Durant les deux décennies de ma collaboration avec la presse canadienne, j'ai évité, autant que je me souvienne, toute discussion de la politique intérieure de mes voisins. J'ai toujours peur de cracher dans la soupe, alors que mes hôtes dans les salles de rédaction m'ont généreusement invité à table pour commenter la politique mondiale sans jamais me couper la parole.
Cela dit, le statut de Michael Ignatieff à la tête du Parti libéral dans les élections parlementaires m'a fait remettre en question ma position de non-intervention journalistique dans les affaires internes du Canada.
Depuis le lancement de la campagne frauduleuse de propagande américano-britannique en août 2002, je me suis opposé à l'invasion et à l'occupation de l'Irak, maintenant vues par la plupart comme une décision catastrophique de George W. Bush et de Tony Blair. Cent mille morts irakiens plus tard, ainsi que plus de quatre millions de réfugiés, dont deux à l'extérieur du pays (sans parler des milliers de morts et de mutilés anglo-américains), nous voilà devant un bilan plutôt mauvais du côté «humanitaire». Du point de vue de la realpolitik, on peut également s'inquiéter devant un Iran intolérant et belliqueux, rendu plus fort grâce à ses relations amicales avec la nouvelle majorité chiite qui prétend gouverner l'Irak républicain sous l'égide de l'armée américaine.
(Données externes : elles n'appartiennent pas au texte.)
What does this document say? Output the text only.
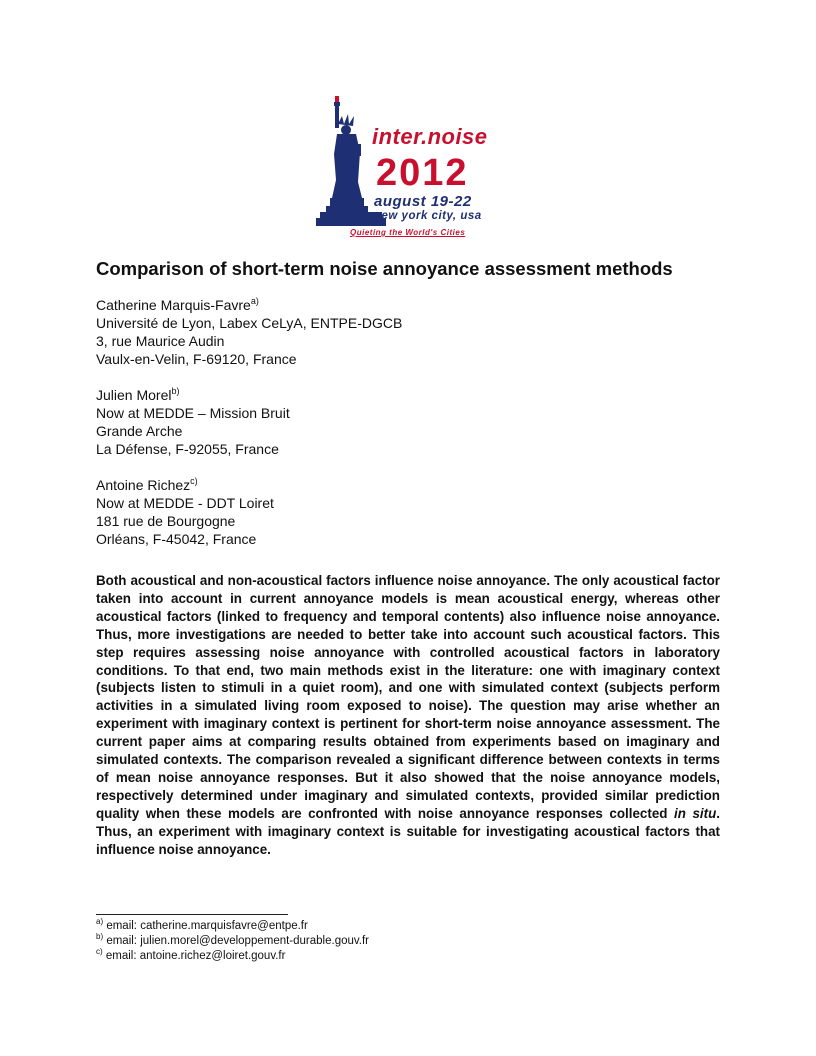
inter.noise
2012
august 19-22
new york city, usa
Quieting the World's Cities
Comparison of short-term noise annoyance assessment methods
Catherine Marquis-Favre$^{a)}$
Université de Lyon, Labex CeLyA, ENTPE-DGCB
3, rue Maurice Audin
Vaulx-en-Velin, F-69120, France
Julien Morel$^{b)}$
Now at MEDDE – Mission Bruit
Grande Arche
La Défense, F-92055, France
Antoine Richez$^{c)}$
Now at MEDDE - DDT Loiret
181 rue de Bourgogne
Orléans, F-45042, France

Both acoustical and non-acoustical factors influence noise annoyance. The only acoustical factor taken into account in current annoyance models is mean acoustical energy, whereas other acoustical factors (linked to frequency and temporal contents) also influence noise annoyance. Thus, more investigations are needed to better take into account such acoustical factors. This step requires assessing noise annoyance with controlled acoustical factors in laboratory conditions. To that end, two main methods exist in the literature: one with imaginary context (subjects listen to stimuli in a quiet room), and one with simulated context (subjects perform activities in a simulated living room exposed to noise). The question may arise whether an experiment with imaginary context is pertinent for short-term noise annoyance assessment. The current paper aims at comparing results obtained from experiments based on imaginary and simulated contexts. The comparison revealed a significant difference between contexts in terms of mean noise annoyance responses. But it also showed that the noise annoyance models, respectively determined under imaginary and simulated contexts, provided similar prediction quality when these models are confronted with noise annoyance responses collected in situ. Thus, an experiment with imaginary context is suitable for investigating acoustical factors that influence noise annoyance.

$^{a)}$ email: catherine.marquisfavre@entpe.fr
$^{b)}$ email: julien.morel@developpement-durable.gouv.fr
$^{c)}$ email: antoine.richez@loiret.gouv.fr
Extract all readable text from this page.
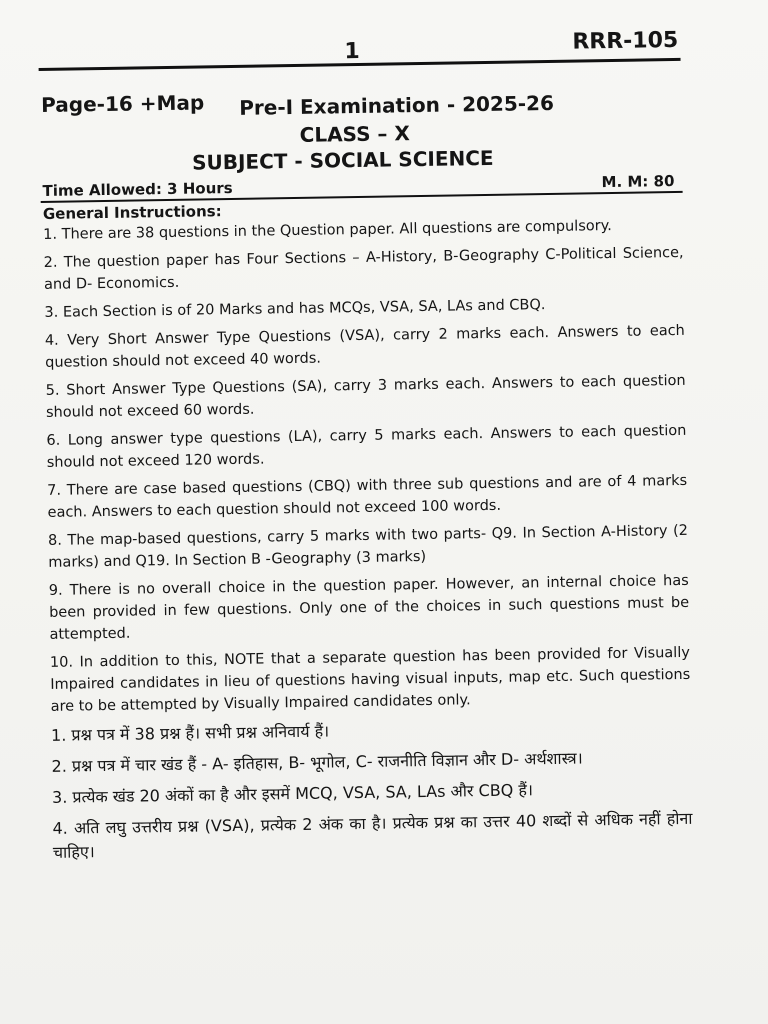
1	RRR-105
Page-16 +Map Pre-I Examination - 2025-26
CLASS – X
SUBJECT - SOCIAL SCIENCE
Time Allowed: 3 Hours	M. M: 80
General Instructions:

1. There are 38 questions in the Question paper. All questions are compulsory.

2. The question paper has Four Sections – A-History, B-Geography C-Political Science, and D- Economics.

3. Each Section is of 20 Marks and has MCQs, VSA, SA, LAs and CBQ.

4. Very Short Answer Type Questions (VSA), carry 2 marks each. Answers to each question should not exceed 40 words.

5. Short Answer Type Questions (SA), carry 3 marks each. Answers to each question should not exceed 60 words.

6. Long answer type questions (LA), carry 5 marks each. Answers to each question should not exceed 120 words.

7. There are case based questions (CBQ) with three sub questions and are of 4 marks each. Answers to each question should not exceed 100 words.

8. The map-based questions, carry 5 marks with two parts- Q9. In Section A-History (2 marks) and Q19. In Section B -Geography (3 marks)

9. There is no overall choice in the question paper. However, an internal choice has been provided in few questions. Only one of the choices in such questions must be attempted.

10. In addition to this, NOTE that a separate question has been provided for Visually Impaired candidates in lieu of questions having visual inputs, map etc. Such questions are to be attempted by Visually Impaired candidates only.

1. प्रश्न पत्र में 38 प्रश्न हैं। सभी प्रश्न अनिवार्य हैं।

2. प्रश्न पत्र में चार खंड हैं - A- इतिहास, B- भूगोल, C- राजनीति विज्ञान और D- अर्थशास्त्र।

3. प्रत्येक खंड 20 अंकों का है और इसमें MCQ, VSA, SA, LAs और CBQ हैं।

4. अति लघु उत्तरीय प्रश्न (VSA), प्रत्येक 2 अंक का है। प्रत्येक प्रश्न का उत्तर 40 शब्दों से अधिक नहीं होना चाहिए।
Toutefois, inculper uniquement les hommes d'État pour cette débâcle est trop facile. Bush, Rumsfeld, et Wolfowitz méritent l'opprobre, bien sûr, mais on ne sait pas à quel point le soutien de l'intelligentsia a fait avancer la cause du «nation building» en Irak. Comme l'a écrit Eric Foner, peut-être le plus grand historien américain de nos jours, «historiquement, nos intellectuels ont été les serviteurs, pas les critiques du pouvoir». En janvier 2003, de son perchoir du Carr Center pour les droits de l'homme à l'Université Harvard, Ignatieff a agi comme un véritable maître d'hôtel auprès de la Maison-Blanche.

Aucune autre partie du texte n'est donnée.